The study, published in Arteriosclerosis, Thrombosis, and Vascular Biology, a journal of the American Heart Association, followed 39 adults ages 36 to 75 who were overweight or obese and at elevated risk for cardiometabolic disease. Participants did not reduce calories. Instead, the intervention group fasted 13 to 16 hours overnight and stopped eating at least three hours before bedtime, while the control group maintained their usual 11- to 13-hour overnight fast.
Nighttime blood pressure dipped 3.5% more in the sleep-aligned fasting group compared with controls, and heart rate dipped 5% more. During the day, participants also showed improved glucose response, suggesting more efficient insulin release.
“It’s not only how much and what you eat, but also when you eat relative to sleep that is important for the physiological benefits of time-restricted eating,” said Dr. Phyllis Zee, chief of sleep medicine at Northwestern’s Feinberg School of Medicine.
Rather than focusing on aggressive fasting windows or calorie restriction, the study anchored the eating window to the body’s natural sleep-wake rhythm.

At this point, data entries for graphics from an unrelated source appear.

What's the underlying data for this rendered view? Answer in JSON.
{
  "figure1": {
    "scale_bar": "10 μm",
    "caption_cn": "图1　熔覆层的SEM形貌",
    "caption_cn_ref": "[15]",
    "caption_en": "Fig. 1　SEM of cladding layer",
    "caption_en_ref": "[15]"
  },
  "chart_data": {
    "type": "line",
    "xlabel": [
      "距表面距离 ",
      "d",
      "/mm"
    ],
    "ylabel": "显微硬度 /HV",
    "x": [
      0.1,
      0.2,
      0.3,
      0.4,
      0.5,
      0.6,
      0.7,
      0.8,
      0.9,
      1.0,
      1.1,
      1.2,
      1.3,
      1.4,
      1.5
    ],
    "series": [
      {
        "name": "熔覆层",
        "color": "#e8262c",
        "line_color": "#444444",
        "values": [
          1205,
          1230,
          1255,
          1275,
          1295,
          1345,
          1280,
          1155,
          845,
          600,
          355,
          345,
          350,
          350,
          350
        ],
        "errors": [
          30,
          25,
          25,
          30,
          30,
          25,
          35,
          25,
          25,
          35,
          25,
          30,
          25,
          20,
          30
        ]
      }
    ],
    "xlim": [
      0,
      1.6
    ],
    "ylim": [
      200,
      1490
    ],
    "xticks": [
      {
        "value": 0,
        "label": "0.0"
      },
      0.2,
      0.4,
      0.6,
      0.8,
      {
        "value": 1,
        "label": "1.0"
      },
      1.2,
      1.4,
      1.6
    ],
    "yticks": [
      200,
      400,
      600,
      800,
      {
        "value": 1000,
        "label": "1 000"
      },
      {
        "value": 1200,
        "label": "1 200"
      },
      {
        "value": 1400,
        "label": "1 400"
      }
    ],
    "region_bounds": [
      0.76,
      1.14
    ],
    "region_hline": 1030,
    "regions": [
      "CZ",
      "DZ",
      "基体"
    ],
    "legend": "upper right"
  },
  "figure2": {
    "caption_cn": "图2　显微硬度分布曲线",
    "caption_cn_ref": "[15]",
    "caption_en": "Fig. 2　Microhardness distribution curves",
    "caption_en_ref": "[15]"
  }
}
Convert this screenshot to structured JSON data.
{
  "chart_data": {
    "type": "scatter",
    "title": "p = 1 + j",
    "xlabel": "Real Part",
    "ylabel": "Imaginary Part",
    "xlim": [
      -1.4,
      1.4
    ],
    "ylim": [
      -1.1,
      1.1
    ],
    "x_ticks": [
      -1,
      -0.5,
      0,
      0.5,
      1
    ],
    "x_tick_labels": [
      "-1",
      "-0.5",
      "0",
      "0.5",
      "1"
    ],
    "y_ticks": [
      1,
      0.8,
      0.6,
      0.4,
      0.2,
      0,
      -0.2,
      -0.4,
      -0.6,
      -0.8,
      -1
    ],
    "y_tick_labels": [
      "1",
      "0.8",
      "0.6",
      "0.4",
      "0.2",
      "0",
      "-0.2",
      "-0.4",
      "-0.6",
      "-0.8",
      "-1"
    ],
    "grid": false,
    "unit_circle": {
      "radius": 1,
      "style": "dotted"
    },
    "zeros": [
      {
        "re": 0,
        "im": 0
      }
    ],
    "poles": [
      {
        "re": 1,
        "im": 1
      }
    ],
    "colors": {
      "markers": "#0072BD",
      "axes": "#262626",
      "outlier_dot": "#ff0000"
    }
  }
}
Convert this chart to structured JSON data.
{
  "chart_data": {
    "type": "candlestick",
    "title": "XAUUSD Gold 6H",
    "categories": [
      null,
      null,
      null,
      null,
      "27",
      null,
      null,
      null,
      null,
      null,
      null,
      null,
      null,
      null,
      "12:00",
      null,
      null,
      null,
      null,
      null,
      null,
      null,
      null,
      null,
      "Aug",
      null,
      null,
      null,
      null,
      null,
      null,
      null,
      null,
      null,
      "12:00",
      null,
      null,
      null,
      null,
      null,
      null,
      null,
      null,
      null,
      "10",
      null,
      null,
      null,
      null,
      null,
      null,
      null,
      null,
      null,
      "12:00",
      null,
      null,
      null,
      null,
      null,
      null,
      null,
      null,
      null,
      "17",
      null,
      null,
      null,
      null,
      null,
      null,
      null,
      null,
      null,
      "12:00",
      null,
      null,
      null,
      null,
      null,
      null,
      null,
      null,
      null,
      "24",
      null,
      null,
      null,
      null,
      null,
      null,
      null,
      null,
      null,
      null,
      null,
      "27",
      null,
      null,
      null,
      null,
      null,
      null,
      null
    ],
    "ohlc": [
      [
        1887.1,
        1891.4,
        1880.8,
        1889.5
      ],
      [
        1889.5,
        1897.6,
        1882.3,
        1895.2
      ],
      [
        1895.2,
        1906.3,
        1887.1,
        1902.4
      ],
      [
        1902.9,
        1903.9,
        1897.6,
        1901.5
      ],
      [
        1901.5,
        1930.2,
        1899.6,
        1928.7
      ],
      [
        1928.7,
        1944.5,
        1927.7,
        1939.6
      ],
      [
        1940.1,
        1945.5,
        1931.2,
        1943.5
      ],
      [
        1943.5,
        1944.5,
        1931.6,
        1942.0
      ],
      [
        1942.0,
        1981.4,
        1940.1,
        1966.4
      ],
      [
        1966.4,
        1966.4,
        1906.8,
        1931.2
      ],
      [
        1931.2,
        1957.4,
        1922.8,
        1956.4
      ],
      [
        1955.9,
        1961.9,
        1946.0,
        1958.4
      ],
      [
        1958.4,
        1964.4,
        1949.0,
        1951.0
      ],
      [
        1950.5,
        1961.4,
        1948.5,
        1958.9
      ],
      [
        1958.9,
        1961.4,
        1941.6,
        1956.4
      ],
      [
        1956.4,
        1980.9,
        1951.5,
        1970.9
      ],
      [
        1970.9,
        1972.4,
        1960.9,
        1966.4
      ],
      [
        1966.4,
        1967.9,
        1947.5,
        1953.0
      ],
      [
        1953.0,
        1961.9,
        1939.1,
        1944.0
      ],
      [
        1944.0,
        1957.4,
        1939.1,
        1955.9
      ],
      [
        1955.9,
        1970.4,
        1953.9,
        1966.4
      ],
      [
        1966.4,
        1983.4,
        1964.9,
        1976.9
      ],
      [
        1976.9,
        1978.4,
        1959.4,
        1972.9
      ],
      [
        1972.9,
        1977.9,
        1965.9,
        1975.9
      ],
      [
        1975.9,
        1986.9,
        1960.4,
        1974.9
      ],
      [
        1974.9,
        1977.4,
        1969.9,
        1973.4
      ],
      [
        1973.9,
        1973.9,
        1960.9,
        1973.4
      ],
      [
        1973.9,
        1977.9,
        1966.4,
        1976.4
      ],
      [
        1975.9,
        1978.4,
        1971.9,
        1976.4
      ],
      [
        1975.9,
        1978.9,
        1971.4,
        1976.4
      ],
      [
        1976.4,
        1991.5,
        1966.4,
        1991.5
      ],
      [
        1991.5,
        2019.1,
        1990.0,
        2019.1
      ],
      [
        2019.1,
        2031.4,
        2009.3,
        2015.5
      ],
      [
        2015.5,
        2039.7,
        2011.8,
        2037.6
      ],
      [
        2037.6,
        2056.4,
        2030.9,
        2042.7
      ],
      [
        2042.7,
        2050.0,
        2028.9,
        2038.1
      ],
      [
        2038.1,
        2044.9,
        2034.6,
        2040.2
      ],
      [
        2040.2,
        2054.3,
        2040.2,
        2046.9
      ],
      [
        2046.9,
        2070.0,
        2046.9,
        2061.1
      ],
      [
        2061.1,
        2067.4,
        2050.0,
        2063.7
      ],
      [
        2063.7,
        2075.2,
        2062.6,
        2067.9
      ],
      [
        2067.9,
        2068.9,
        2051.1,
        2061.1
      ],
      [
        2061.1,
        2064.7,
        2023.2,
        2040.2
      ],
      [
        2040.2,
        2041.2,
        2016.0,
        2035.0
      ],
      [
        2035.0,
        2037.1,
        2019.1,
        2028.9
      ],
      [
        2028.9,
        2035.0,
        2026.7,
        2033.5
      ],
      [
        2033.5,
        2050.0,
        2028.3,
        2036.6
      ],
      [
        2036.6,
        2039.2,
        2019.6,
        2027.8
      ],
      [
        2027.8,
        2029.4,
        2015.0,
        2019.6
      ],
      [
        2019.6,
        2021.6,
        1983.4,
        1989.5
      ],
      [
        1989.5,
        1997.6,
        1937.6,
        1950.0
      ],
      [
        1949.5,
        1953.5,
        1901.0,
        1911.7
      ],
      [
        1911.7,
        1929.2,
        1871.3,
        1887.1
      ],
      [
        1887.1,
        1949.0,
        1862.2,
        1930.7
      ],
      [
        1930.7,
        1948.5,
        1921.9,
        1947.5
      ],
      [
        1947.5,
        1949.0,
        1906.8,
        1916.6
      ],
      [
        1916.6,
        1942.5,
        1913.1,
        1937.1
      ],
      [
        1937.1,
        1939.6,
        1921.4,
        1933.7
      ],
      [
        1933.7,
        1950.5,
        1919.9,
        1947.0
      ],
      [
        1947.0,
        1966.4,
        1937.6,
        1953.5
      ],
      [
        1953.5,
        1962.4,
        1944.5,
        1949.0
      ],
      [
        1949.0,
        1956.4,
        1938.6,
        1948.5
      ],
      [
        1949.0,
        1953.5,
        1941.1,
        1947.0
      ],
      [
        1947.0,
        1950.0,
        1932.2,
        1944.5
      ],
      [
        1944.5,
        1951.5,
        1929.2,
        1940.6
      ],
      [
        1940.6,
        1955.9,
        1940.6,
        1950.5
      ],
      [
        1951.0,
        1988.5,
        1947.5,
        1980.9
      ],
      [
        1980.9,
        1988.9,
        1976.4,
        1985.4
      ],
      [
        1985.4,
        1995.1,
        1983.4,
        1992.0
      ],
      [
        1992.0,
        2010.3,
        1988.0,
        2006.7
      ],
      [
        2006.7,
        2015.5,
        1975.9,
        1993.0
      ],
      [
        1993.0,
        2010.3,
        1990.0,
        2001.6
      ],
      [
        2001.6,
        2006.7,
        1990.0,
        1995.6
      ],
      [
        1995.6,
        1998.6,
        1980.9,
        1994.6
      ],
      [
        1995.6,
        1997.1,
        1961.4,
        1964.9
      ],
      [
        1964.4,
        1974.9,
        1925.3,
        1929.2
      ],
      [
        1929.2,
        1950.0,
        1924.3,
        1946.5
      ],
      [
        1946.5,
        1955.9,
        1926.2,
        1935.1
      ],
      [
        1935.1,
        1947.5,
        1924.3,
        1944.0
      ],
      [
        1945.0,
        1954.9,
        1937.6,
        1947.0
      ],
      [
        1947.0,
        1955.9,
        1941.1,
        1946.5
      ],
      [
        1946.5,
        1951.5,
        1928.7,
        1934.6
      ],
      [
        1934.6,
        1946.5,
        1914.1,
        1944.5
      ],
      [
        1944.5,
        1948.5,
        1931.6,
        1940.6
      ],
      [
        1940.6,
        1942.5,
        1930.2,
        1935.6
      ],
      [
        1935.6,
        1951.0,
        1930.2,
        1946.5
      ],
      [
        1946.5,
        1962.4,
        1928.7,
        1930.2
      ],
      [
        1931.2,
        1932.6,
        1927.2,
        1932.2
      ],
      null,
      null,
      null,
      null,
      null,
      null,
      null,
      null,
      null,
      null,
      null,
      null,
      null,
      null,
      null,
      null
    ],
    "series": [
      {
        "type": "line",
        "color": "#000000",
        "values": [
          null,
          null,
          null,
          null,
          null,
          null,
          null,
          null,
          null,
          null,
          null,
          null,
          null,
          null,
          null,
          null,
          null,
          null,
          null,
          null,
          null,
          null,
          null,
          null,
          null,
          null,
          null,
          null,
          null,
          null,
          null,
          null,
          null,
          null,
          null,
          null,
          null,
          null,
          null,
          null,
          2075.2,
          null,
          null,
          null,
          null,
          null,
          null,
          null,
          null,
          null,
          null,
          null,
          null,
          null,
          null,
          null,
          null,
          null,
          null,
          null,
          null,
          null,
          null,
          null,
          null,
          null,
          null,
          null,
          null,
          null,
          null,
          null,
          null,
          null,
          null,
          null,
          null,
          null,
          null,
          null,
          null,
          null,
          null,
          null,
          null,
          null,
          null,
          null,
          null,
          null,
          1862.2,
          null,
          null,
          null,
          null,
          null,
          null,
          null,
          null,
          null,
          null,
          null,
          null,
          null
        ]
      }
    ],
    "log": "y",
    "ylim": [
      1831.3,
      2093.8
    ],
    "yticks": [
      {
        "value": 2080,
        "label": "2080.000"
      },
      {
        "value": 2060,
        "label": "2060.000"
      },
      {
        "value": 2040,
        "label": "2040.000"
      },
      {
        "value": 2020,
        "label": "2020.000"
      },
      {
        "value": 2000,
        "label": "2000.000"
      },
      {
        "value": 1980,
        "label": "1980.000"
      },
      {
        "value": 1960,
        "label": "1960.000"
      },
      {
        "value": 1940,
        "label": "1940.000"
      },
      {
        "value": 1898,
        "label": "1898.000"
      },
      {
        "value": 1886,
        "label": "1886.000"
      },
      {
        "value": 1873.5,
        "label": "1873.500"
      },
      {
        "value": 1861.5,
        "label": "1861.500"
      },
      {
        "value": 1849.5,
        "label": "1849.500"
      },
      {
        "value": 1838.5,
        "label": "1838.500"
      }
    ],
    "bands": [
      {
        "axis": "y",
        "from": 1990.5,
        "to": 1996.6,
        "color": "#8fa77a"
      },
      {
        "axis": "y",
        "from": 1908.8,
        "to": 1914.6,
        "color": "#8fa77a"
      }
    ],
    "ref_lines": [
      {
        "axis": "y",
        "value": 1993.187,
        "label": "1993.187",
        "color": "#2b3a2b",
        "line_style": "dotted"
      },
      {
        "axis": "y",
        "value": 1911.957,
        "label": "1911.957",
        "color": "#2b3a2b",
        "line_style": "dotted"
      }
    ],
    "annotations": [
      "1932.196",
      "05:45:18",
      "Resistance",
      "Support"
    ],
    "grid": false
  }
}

Both groups dimmed lights three hours before bedtime to reduce circadian disruption, but only the intervention group extended their fast and avoided late meals.
Healthy cardiovascular systems typically show a clear day-night rhythm, with blood pressure and heart rate rising during the day and falling at night. Blunted nighttime dipping has been linked to higher cardiovascular risk. In this study, aligning meals with sleep appeared to strengthen that rhythm.
The intervention also had a nearly 90% adherence rate, suggesting that stopping dinner earlier may be more sustainable for many people than more restrictive diet strategies.
Still, the findings should be interpreted cautiously. The study included only 39 participants and lasted 7.5 weeks. About 80% of the intervention group were women, and all participants were middle-aged or older adults with overweight or obesity. The study was not designed to assess long-term outcomes such as heart attacks, diabetes incidence or weight loss.
The results add to growing research suggesting that timing may influence metabolic health, particularly in relation to sleep and circadian rhythms. They do not suggest that everyone needs to adopt a 16-hour fast, nor do they show that meal timing replaces other proven lifestyle strategies such as improving diet quality, physical activity or sleep duration.
For readers trying to simplify health decisions, the takeaway is modest but practical: consistently finishing dinner earlier and avoiding late-night eating may support natural cardiovascular and metabolic rhythms, especially for those already at higher cardiometabolic risk.
As the researchers note, larger multi-center trials are needed to determine how broadly these findings apply and whether the benefits persist over time.
This research was funded by the National Heart, Lung, and Blood Institute and the National Institute on Aging, both part of the National Institutes of Health.